Part 1 of this post summarized three diagnoses: Intellectual Disability (ID), Autism spectrum disorder (ASD), and Global developmental delay (GDD). Here, we discuss some of the similarities and differences between them, and how clinicians decide whether a child should be diagnosed with one, the other, or both.
It is important to note that a significant proportion of individuals with ASD have co-occurring GDD/ID (prevalence rates vary from 30 to 80 percent). Therefore, clinicians should consider whether a child with ASD may have co-occurring ID.
When I see children in our clinic, I try to separate ASD and ID/GDD by considering the child’s “mental age” (eg, their mental age equivalent based on cognitive abilities, and adaptive skills), and then look at their social-communication skills through that lens. Standardized cognitive tests and adaptive skills questionnaires have “age equivalence tables” which help clinicians understand the “age equivalent” for a given child’s performance.
As an example (note: this is a fictional scenario not based on any one person), let’s say I see a 6-year-old child named Chris. Chris’ IQ falls below 70, and the standardized test manual notes that his performance is equivalent to that of a 3.5-year-old child. Parent questionnaires about his adaptive skills show a similar pattern—his adaptive skills are around the 3-year-old level. This information leads me to believe that he likely has ID.
However, his parents are concerned about possible ASD since his social-communicative skills are delayed and he displays some unusual interests and body movements. Based on this information, I should look at Chris’ social-communicative skills from a 3-3.5-year-old lens when considering whether he might meet the diagnostic criteria for ASD. That is, I should expect his social-communicative skills to look like those of a 3-3.5-year-old since that is his approximate “mental age.”
Most 3 to 4-year-old children can talk about past and future events, request, give information when asked, and initiate conversations. However, they are less able to display skills expected from a 6-year-old, including the use of metaphors/sarcasm/non-literal language, displaying a wider range of feelings, and understanding the needs of the listener in conversations. Chris’s social-communicative skills are likely delayed compared to his chronological age due to his ID. It is my job, therefore, to determine whether his social-communicative skills are delayed compared to his mental age (eg, if they are below what would be expected for a 3-3.5-year-old child) or not.
If his social-communicative skills are approximately what would be expected for a 3-3.5-year-old child, I am unlikely to diagnose Chris with ASD, and would only diagnose him with ID. Similarly, if his interests are unusual or immature for a 6-year-old, but are normative for a 3-3.5-year-old, that aligns with my expectations given his ID. Further, although it is uncommon for a 6-year-old to display repetitive body movements (eg, clapping, jumping, and spinning when excited), those behaviors are more common in a 3-3.5-year-old.

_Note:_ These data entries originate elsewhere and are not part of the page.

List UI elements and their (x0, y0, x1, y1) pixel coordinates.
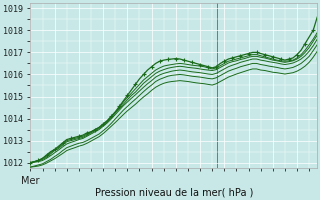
X-axis label: Pression niveau de la mer( hPa ): Pression niveau de la mer( hPa ) (95, 187, 253, 197)
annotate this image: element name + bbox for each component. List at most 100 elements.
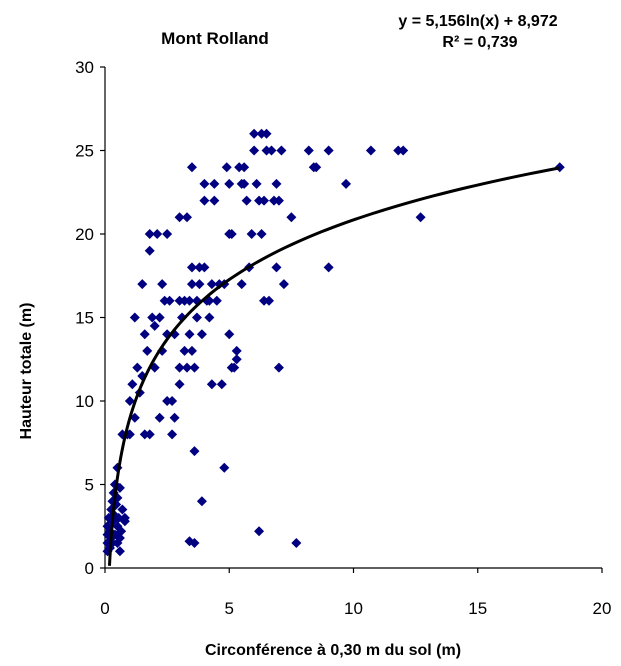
- data-point: [278, 279, 289, 290]
- data-point: [415, 212, 426, 223]
- data-point: [224, 329, 235, 340]
- data-point: [117, 504, 128, 515]
- data-point: [224, 178, 235, 189]
- data-point: [179, 345, 190, 356]
- chart-title: Mont Rolland: [161, 29, 269, 48]
- data-point: [169, 412, 180, 423]
- data-point: [129, 312, 140, 323]
- y-tick-label: 20: [75, 225, 94, 244]
- data-point: [211, 295, 222, 306]
- data-point: [199, 178, 210, 189]
- data-point: [323, 145, 334, 156]
- data-point: [116, 526, 127, 537]
- data-point: [112, 537, 123, 548]
- data-point: [184, 536, 195, 547]
- data-point: [246, 229, 257, 239]
- data-point: [271, 262, 282, 273]
- data-point: [303, 145, 314, 156]
- data-point: [174, 212, 185, 223]
- data-point: [254, 526, 265, 537]
- data-point: [273, 362, 284, 373]
- r-squared-label: R² = 0,739: [442, 34, 517, 51]
- y-tick-label: 25: [75, 142, 94, 161]
- data-point: [221, 162, 232, 173]
- y-tick-label: 0: [85, 559, 94, 578]
- data-point: [271, 178, 282, 189]
- data-point: [144, 245, 155, 256]
- data-point: [216, 379, 227, 390]
- data-point: [124, 429, 135, 440]
- data-point: [341, 178, 352, 189]
- data-point: [261, 128, 272, 139]
- data-point: [196, 329, 207, 340]
- data-point: [129, 412, 140, 423]
- data-point: [199, 195, 210, 206]
- x-axis-label: Circonférence à 0,30 m du sol (m): [205, 642, 461, 659]
- data-point: [167, 396, 178, 406]
- data-point: [186, 345, 197, 356]
- y-tick-label: 5: [85, 476, 94, 495]
- data-point: [249, 128, 260, 139]
- x-tick-label: 5: [225, 599, 234, 618]
- data-point: [249, 145, 260, 156]
- x-tick-label: 10: [344, 599, 363, 618]
- data-point: [206, 279, 217, 290]
- data-point: [182, 362, 193, 373]
- data-point: [323, 262, 334, 273]
- data-point: [174, 362, 185, 373]
- data-point: [259, 195, 270, 206]
- data-point: [132, 362, 143, 373]
- data-point: [311, 162, 322, 173]
- data-point: [137, 279, 148, 290]
- data-point: [219, 462, 230, 473]
- data-point: [204, 312, 215, 323]
- data-point: [182, 212, 193, 223]
- data-point: [231, 345, 242, 356]
- data-point: [147, 312, 158, 323]
- y-tick-label: 15: [75, 309, 94, 328]
- data-point: [209, 178, 220, 189]
- data-point: [273, 195, 284, 206]
- log-trendline: [107, 166, 561, 566]
- data-point: [206, 379, 217, 390]
- data-point: [229, 362, 240, 373]
- data-point: [174, 379, 185, 390]
- data-point: [124, 396, 135, 406]
- data-point: [291, 537, 302, 548]
- data-point: [398, 145, 409, 156]
- data-point: [194, 279, 205, 290]
- data-point: [114, 546, 125, 557]
- data-point: [239, 178, 250, 189]
- data-point: [231, 354, 242, 365]
- data-point: [239, 162, 250, 173]
- data-point: [144, 229, 155, 239]
- trendline-equation: y = 5,156ln(x) + 8,972: [398, 13, 557, 30]
- data-point: [191, 312, 202, 323]
- data-point: [139, 329, 150, 340]
- data-point: [184, 329, 195, 340]
- y-axis-label: Hauteur totale (m): [18, 303, 35, 440]
- data-point: [149, 320, 160, 331]
- data-point: [167, 429, 178, 440]
- data-point: [189, 362, 200, 373]
- data-point: [157, 279, 168, 290]
- data-point: [196, 496, 207, 507]
- data-point: [266, 145, 277, 156]
- data-point: [164, 295, 175, 306]
- data-point: [199, 262, 210, 273]
- data-point: [154, 312, 165, 323]
- plot-area: 0 5 10 15 20 25 30 0 5 10 15 20: [75, 58, 611, 618]
- data-point: [209, 195, 220, 206]
- data-point: [286, 212, 297, 223]
- y-tick-label: 10: [75, 392, 94, 411]
- data-point: [276, 145, 287, 156]
- data-point: [226, 229, 237, 239]
- data-point: [186, 279, 197, 290]
- x-tick-label: 20: [593, 599, 612, 618]
- data-point: [127, 379, 138, 390]
- data-point: [142, 345, 153, 356]
- data-point: [152, 229, 163, 239]
- data-point: [154, 412, 165, 423]
- data-point: [241, 195, 252, 206]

If, however, Chris’ social-communicative skills were significantly below what would be expected for a 3-3.5-year-old child (eg, his speech was limited and/or repetitive) and he was displaying restricted and/or repetitive interests (eg, if he was only lining up blocks rather than playing with them), I would be more likely to diagnose him with both ID and ASD.
It is important to remember the following when considering whether a child has ASD, ID/GDD, or both:
- Children with ID/GDD will generally have delayed social communicative skills. ID/GDD is defined (in part) by delays in multiple areas of intellectual and adaptive functioning, which includes social skills. Therefore, clinicians should not automatically assume a child has ASD and ID simply because the child has delayed social communication skills.
- Keeping a child’s “mental age” in mind is important, as it has implications for how to interpret specific behaviors. For example, toddlers and young children often jump up and down and clap their hands repeatedly when they are excited, or insist on specific routines or rituals for bedtime/bath time. Those behaviors are not considered “restricted and/or repetitive” at such a young age and would not necessarily be interpreted as signs of ASD. However, as children get older, those behaviors are less common and may be interpreted as “red flags” for ASD due to their restricted and/or repetitive nature. Therefore, if a clinician is evaluating an 8-year-old child whose mental age is closer to 3 years old, the clinician should interpret behaviors according to age expectations for a 3-year-old.
- A substantial proportion of children with ASD have co-occurring ID, but clinicians need to make sure that they are considering all of the above before assigning this dual diagnosis.